Late morbidity and death as a result of progressive coronary vascular obliteration remains a major unsolved problem after orthotopic heart transplantation. Various percutaneous catheter intervention (PCI) methods have been used to treat transplant coronary artery disease (CAD), but few reports have assessed the longitudinal results of these procedures. Of 1,440 cardiac transplant patients at University of California, Los Angeles, Medical Center, treated between 1984 and 2004, 65 patients who had undergone orthotopic heart transplantation underwent PCI on a total of 156 coronary artery lesions because of transplant CAD between July 1993 and August 2004. The procedural success rate was 93%. Angiographic follow-up was available for 42 patients and 101 lesions 9.5 +/- 5.8 months after PCI. The global restenosis rate was 36%. Multivariate analysis was used to assess 49 clinical, angiographic, and immunologic variables per lesion. The use of a cutting balloon increased the risk of restenosis (odds ratio 11.5, p <0.01) and the use of stents decreased the risk of restenosis (odds ratio 0.34, p <0.05) compared with other PCI methods.
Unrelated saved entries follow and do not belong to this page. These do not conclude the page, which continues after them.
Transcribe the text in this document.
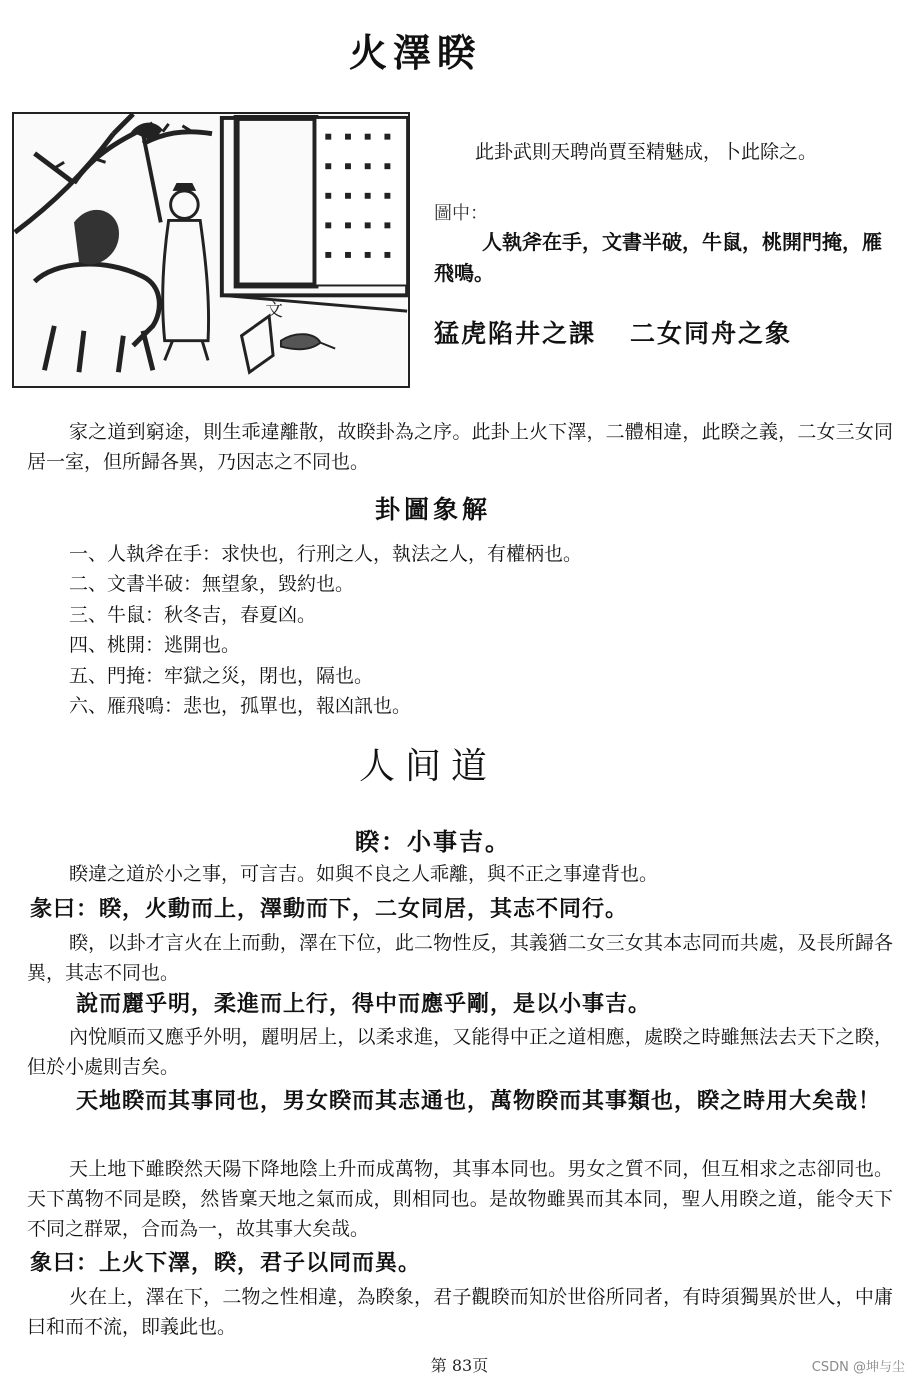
火澤睽
文
此卦武則天聘尚賈至精魅成，卜此除之。
圖中：
人執斧在手，文書半破，牛鼠，桃開門掩，雁飛鳴。
猛虎陷井之課 二女同舟之象
家之道到窮途，則生乖違離散，故睽卦為之序。此卦上火下澤，二體相違，此睽之義，二女三女同居一室，但所歸各異，乃因志之不同也。
卦圖象解
一、人執斧在手：求快也，行刑之人，執法之人，有權柄也。
二、文書半破：無望象，毀約也。
三、牛鼠：秋冬吉，春夏凶。
四、桃開：逃開也。
五、門掩：牢獄之災，閉也，隔也。
六、雁飛鳴：悲也，孤單也，報凶訊也。
人间道
睽：小事吉。
睽違之道於小之事，可言吉。如與不良之人乖離，與不正之事違背也。
彖曰：睽，火動而上，澤動而下，二女同居，其志不同行。
睽，以卦才言火在上而動，澤在下位，此二物性反，其義猶二女三女其本志同而共處，及長所歸各異，其志不同也。
說而麗乎明，柔進而上行，得中而應乎剛，是以小事吉。
內悅順而又應乎外明，麗明居上，以柔求進，又能得中正之道相應，處睽之時雖無法去天下之睽，但於小處則吉矣。
天地睽而其事同也，男女睽而其志通也，萬物睽而其事類也，睽之時用大矣哉！
天上地下雖睽然天陽下降地陰上升而成萬物，其事本同也。男女之質不同，但互相求之志卻同也。天下萬物不同是睽，然皆稟天地之氣而成，則相同也。是故物雖異而其本同，聖人用睽之道，能令天下不同之群眾，合而為一，故其事大矣哉。
象曰：上火下澤，睽，君子以同而異。
火在上，澤在下，二物之性相違，為睽象，君子觀睽而知於世俗所同者，有時須獨異於世人，中庸曰和而不流，即義此也。
第 83页	CSDN @坤与尘
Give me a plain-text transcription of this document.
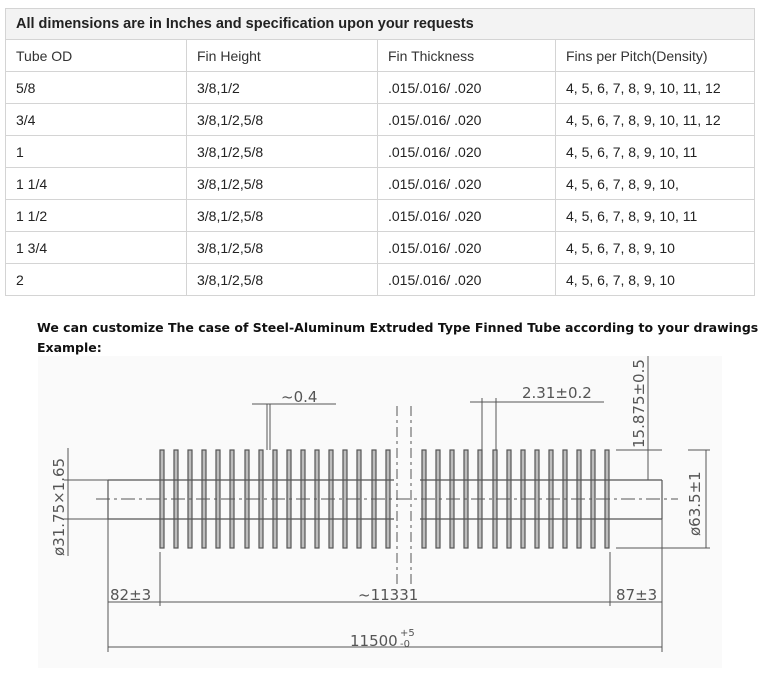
All dimensions are in Inches and specification upon your requests			
Tube OD	Fin Height	Fin Thickness	Fins per Pitch(Density)
5/8	3/8,1/2	.015/.016/ .020	4, 5, 6, 7, 8, 9, 10, 11, 12
3/4	3/8,1/2,5/8	.015/.016/ .020	4, 5, 6, 7, 8, 9, 10, 11, 12
1	3/8,1/2,5/8	.015/.016/ .020	4, 5, 6, 7, 8, 9, 10, 11
1 1/4	3/8,1/2,5/8	.015/.016/ .020	4, 5, 6, 7, 8, 9, 10,
1 1/2	3/8,1/2,5/8	.015/.016/ .020	4, 5, 6, 7, 8, 9, 10, 11
1 3/4	3/8,1/2,5/8	.015/.016/ .020	4, 5, 6, 7, 8, 9, 10
2	3/8,1/2,5/8	.015/.016/ .020	4, 5, 6, 7, 8, 9, 10
We can customize The case of Steel-Aluminum Extruded Type Finned Tube according to your drawings
Example:
~0.4	2.31±0.2	15.875±0.5
ø63.5±1
ø31.75×1.65
82±3	~11331	87±3
11500 +5
-0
The restenosis rate with drug-eluting stents was 19%, lower than that with bare metal stents (31%). Of the 65 patients, 20 (31%) died within 1.9 +/- 1.8 years after PCI. The actuarial survival rate was 56% at 5 years after the first PCI. In conclusion, although the restenosis rate after PCI was higher than that in nontransplant patients with CAD, the immediate and long-term results were acceptable in this high-risk population. Despite the intense inflammation associated with transplant CAD, drug-eluting stents appeared to reduce the occurrence of restenosis. Compared with historical controls, PCI may also improve the actuarial survival rate of patients undergoing orthotopic heart transplantation.

Highlights

  • Transplant coronary artery disease (TCAD) remains the limiting factor in the survival of orthotopic heart transplantation (OHT) recipients.[1,2,3] The process is characterized by diffuse and multifocal heterogeneous myointimal hyperplasia.[4]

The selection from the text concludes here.